青木嘴上不依不饒:“你這種自信是哪裏來的?信不信我現在就把你扔出去?”但她的身體卻放松下來,安穩地讓少年靠著。

“不信喲。小青木是好人。”

“……我不要好人卡。”

“那,換個方式?”市丸銀這樣說著,把身體的重量從青木身上移開。

女孩看著他坐都坐不穩的樣子很是膽戰心驚:“等我幫你包紮好了再——”

青木倏地瞪大眼睛。

嘴唇上傳來柔軟的觸感,溫度有點低。少年的臉離她那麽近,她甚至可以感受到他發梢上半幹血跡的濕潤。

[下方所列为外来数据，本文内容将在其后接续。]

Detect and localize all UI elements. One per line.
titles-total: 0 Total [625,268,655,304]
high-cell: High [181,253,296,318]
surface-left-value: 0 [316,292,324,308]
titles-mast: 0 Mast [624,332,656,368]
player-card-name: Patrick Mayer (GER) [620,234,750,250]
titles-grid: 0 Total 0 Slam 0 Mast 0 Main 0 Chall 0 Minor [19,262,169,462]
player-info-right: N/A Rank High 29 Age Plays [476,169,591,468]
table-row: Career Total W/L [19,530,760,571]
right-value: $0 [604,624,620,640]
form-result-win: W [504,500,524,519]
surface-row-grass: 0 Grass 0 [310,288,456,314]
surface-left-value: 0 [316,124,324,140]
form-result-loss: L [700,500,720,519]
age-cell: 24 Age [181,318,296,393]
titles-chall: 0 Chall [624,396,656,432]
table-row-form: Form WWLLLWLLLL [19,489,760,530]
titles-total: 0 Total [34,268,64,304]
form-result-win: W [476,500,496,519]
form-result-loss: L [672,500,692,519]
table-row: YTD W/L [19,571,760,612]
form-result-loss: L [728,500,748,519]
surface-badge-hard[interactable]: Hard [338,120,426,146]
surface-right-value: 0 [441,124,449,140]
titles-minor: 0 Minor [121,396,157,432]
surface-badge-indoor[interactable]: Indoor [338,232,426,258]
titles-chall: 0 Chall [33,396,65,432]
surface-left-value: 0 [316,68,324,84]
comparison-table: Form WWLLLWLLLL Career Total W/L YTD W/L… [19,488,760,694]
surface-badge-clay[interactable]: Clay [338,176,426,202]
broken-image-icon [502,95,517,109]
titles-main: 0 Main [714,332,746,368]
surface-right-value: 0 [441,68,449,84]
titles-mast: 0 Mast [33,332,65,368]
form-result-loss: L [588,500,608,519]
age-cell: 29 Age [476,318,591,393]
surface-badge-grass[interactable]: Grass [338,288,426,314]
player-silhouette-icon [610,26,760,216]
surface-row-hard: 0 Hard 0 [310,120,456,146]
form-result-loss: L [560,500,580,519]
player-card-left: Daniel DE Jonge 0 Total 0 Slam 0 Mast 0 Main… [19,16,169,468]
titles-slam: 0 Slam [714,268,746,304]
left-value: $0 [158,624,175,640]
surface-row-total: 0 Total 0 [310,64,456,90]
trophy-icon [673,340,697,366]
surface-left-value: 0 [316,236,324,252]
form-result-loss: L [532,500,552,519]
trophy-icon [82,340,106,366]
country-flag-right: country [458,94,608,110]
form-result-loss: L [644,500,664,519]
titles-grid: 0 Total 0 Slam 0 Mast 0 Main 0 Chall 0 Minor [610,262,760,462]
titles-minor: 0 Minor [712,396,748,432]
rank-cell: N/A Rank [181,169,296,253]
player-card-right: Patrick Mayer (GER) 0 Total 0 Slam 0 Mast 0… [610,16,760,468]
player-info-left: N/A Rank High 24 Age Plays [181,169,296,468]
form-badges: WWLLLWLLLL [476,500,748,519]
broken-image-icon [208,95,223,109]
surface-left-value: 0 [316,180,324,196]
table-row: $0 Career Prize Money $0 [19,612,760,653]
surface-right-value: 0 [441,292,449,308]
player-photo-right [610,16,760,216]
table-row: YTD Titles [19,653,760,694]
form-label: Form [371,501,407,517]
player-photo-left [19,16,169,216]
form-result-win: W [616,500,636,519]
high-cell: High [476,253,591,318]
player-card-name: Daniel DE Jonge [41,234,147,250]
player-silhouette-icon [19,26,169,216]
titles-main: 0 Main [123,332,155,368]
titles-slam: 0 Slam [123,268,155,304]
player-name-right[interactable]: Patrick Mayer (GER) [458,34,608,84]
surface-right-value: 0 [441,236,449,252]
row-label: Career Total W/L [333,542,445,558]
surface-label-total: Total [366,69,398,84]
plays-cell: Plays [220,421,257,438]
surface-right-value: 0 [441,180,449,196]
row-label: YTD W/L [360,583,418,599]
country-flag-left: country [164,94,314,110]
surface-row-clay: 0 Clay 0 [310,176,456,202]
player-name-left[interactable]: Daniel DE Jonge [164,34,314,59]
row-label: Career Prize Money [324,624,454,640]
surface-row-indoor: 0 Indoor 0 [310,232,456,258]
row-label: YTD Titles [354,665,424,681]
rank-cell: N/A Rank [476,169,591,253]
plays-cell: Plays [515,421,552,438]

視野有限,青木只看得見少年的一雙眼睛,沒有了平日裏尖銳的弧度,微微彎著的樣子很是溫柔好看。

市丸銀伸出舌頭在青木唇上舔了舔,女孩猛地驚醒,觸電般地把他推開。

咚一聲,市丸銀仰面倒在了地上:“哎呀,這下終於沒有遺憾了。”

“小青木,”他的聲音一個字一個字的微弱下去,“接吻的時候要閉著眼睛喲。”

市丸銀靈壓一變,微弱到幾乎感覺不到,青木手忙腳亂地湊過去,生怕他下一秒就變成靈子消失,失血過多的少年終於是撐不住昏迷了。

混蛋,親完了就暈,太不負責了吧?!

混蛋,話說完了就暈,都不給我反駁的機會,太過分了吧?!

混蛋,兩句話就把二十八的事帶過去,太討厭了吧?!

混蛋,連朽木白哉都在打趣我和你了,

混蛋……

混蛋,就算是八卦裏的關系,我也不想變寡婦,

混蛋……

有那麽多話還沒來得及說。

那麽多,本該趁著這個機會說出的話。

那麽多,只能趁著這個機會說出來的話。

她粗魯地幫市丸銀止血,她想,反正你暈過去了不知道痛。

青木向後扯著嘴角,眼前卻是模糊,她帶著哭腔說:“混蛋,我一點都不想知道哭笑不得的意思啊。”